Decentralized governance is slow. Painfully, dangerously slow.

Standard proposal cycles take 1-2 weeks minimum. Discussion phase. Temperature check. Formal vote. Timelock. Execution. While you're debating, markets move, exploits happen, opportunities vanish.

In August 2023, Curve Finance was exploited for $60 million. The protocol needed immediate action. DAO governance couldn't respond fast enough. Emergency multisigs had to intervene — the same centralized structures DAOs were supposed to replace.

Every major DAO maintains backdoors for emergencies. Security councils. Guardian multisigs. Admin keys. We acknowledge through architecture what we deny through marketing: pure decentralized governance can't handle real-world speed requirements.

Information asymmetry everywhere

To vote intelligently, you need to understand complex technical and economic tradeoffs. Most token holders can't — not because they're stupid, but because they have jobs and lives.

Proposal quality varies wildly. Some are well-researched with clear impact analysis. Others are barely coherent forum posts requesting millions in treasury funds. Distinguishing between them requires expertise most voters don't have.

Core teams have massive information advantages. They know the codebase, the roadmap, the undisclosed partnerships. When they advocate for proposals, they're not just another voice — they're the only voice with complete context. "Decentralized governance" often means "team proposes, community rubber-stamps."

What actually works (somewhat)

I'm critical, but not hopeless. Some mechanisms show promise.

Conviction voting — where voting power increases the longer you commit — rewards long-term alignment over last-minute whale interventions. Gitcoin uses this. It's not perfect, but it changes dynamics meaningfully.

Quadratic voting reduces plutocracy by making additional votes progressively more expensive. If 1 vote costs 1 token, 2 votes cost 4, 3 votes cost 9. Whales can still dominate, but the curve is less steep. Gitcoin Grants used this for funding allocation with reasonable results.
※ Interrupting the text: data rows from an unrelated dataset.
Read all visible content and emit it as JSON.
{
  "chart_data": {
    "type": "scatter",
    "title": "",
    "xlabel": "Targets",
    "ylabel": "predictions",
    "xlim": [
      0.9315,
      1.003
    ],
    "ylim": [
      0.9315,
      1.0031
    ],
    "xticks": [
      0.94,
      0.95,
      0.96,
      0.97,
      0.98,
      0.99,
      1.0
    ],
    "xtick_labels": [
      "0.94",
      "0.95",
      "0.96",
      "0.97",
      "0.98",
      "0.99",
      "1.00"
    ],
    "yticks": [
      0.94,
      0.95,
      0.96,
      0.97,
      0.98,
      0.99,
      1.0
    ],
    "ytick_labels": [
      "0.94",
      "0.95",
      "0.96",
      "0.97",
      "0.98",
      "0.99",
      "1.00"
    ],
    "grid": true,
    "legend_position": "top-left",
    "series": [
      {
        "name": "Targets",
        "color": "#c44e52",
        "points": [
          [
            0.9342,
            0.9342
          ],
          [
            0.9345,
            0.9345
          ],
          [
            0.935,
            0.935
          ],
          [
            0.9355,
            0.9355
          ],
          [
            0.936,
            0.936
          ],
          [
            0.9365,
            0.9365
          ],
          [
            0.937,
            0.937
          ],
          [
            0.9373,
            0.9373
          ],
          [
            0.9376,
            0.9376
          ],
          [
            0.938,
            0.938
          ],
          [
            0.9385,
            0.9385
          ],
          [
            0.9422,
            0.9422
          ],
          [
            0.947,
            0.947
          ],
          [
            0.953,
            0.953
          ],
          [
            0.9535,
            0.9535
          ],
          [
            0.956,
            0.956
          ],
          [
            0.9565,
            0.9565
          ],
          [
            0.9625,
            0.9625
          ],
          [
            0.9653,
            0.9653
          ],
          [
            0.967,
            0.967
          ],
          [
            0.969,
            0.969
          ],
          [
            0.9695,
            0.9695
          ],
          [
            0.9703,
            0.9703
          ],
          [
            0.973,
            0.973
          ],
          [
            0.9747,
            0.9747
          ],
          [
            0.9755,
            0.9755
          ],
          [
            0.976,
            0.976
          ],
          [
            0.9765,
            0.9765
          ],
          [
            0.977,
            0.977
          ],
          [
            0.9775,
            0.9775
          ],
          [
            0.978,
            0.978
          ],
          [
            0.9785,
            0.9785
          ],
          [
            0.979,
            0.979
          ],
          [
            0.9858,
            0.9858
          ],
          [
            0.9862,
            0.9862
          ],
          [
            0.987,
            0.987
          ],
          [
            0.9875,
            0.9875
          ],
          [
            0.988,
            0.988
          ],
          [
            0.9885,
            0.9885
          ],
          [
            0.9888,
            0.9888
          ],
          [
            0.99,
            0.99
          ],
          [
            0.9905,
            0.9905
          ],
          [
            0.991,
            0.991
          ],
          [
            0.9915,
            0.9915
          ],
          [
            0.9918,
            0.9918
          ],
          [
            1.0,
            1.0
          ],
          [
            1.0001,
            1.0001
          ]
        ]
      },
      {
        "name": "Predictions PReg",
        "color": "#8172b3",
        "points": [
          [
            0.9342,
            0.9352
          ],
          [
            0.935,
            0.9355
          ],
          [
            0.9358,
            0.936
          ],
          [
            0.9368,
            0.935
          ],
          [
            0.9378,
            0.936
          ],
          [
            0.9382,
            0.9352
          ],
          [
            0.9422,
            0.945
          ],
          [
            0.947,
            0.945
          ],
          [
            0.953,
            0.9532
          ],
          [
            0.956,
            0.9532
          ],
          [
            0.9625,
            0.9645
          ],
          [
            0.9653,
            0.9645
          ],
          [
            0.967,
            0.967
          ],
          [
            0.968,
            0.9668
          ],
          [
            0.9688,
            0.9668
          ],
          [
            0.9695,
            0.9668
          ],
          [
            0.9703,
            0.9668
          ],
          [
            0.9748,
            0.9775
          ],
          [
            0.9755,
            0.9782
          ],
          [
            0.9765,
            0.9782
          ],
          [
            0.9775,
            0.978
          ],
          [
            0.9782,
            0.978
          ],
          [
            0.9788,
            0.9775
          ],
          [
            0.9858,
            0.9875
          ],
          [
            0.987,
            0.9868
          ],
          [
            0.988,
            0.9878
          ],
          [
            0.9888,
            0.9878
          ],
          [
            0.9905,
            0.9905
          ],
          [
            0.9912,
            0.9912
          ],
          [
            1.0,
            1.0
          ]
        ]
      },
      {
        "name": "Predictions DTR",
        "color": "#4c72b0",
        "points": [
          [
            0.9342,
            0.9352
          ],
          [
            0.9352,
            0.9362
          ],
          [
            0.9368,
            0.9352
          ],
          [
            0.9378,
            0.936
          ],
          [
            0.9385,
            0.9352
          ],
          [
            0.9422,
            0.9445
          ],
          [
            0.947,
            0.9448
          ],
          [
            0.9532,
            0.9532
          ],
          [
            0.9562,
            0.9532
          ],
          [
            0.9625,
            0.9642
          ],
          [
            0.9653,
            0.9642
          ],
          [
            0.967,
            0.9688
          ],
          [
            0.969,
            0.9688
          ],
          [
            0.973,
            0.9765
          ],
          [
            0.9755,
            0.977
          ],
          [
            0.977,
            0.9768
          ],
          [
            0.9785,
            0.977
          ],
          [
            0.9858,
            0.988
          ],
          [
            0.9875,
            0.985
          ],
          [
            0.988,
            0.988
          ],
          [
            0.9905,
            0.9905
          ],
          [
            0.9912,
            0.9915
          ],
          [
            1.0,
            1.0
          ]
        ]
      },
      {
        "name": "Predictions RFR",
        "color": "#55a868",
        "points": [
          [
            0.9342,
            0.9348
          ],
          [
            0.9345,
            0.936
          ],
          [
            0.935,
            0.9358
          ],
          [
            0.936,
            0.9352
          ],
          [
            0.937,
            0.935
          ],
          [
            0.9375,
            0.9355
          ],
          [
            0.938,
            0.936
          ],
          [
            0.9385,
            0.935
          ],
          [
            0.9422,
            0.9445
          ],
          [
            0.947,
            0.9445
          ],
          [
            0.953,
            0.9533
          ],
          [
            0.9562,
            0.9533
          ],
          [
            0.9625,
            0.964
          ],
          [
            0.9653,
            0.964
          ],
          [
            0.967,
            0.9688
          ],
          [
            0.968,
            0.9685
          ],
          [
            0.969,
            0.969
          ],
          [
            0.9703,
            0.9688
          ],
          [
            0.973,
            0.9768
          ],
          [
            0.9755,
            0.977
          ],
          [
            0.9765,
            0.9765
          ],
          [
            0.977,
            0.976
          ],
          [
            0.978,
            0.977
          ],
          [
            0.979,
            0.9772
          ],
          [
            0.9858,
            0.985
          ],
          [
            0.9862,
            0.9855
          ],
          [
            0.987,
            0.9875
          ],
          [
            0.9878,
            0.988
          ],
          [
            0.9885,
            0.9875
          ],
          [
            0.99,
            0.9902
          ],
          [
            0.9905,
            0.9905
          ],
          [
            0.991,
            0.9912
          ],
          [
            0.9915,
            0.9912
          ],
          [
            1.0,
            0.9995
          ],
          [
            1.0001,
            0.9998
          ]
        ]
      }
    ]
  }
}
Optimistic governance — where proposals pass unless explicitly vetoed — flips the default. Instead of requiring active approval, you only need absence of strong objection. Reduces voter fatigue, speeds decisions, maintains safety rails.

Specialized councils with narrow mandates — risk committees, grants committees, technical review boards — acknowledge that not every decision needs full community vote. Delegate specific powers to accountable groups. It's less "pure" but more functional.

The uncomfortable truth

Most successful protocols are effectively governed by small groups pretending to be governed by communities. And maybe that's fine?

Ethereum isn't a DAO, but it works. Bitcoin has no formal governance, but it evolves. The most important decisions often happen through rough consensus and informal coordination, not token votes.

Perhaps the goal shouldn't be "decentralize everything" but "centralize accountably." Small, identifiable groups with clear responsibilities and removal mechanisms. Transparency about who makes decisions and why. Community veto power for truly egregious actions.

Less utopian than "pure decentralization." More honest about how organizations actually work.

Where we go from here

I'll keep voting. I'll keep delegating. But I've stopped pretending we've solved governance. We've built experiments, some interesting, none conclusive.

The next generation of governance will probably look less like democracy and more like specialized bureaucracy — expert councils, limited mandates, clear escalation paths. Boring compared to "the community decides." But boring sometimes works.

The question isn't whether token voting is decentralized. It's whether it produces good outcomes. By that measure, the jury is very much still out.

Rodrigo Silva researches governance mechanisms across major DeFi protocols. He serves as delegate for Uniswap, Arbitrum, and Optimism with combined voting power exceeding $50 million in delegated tokens.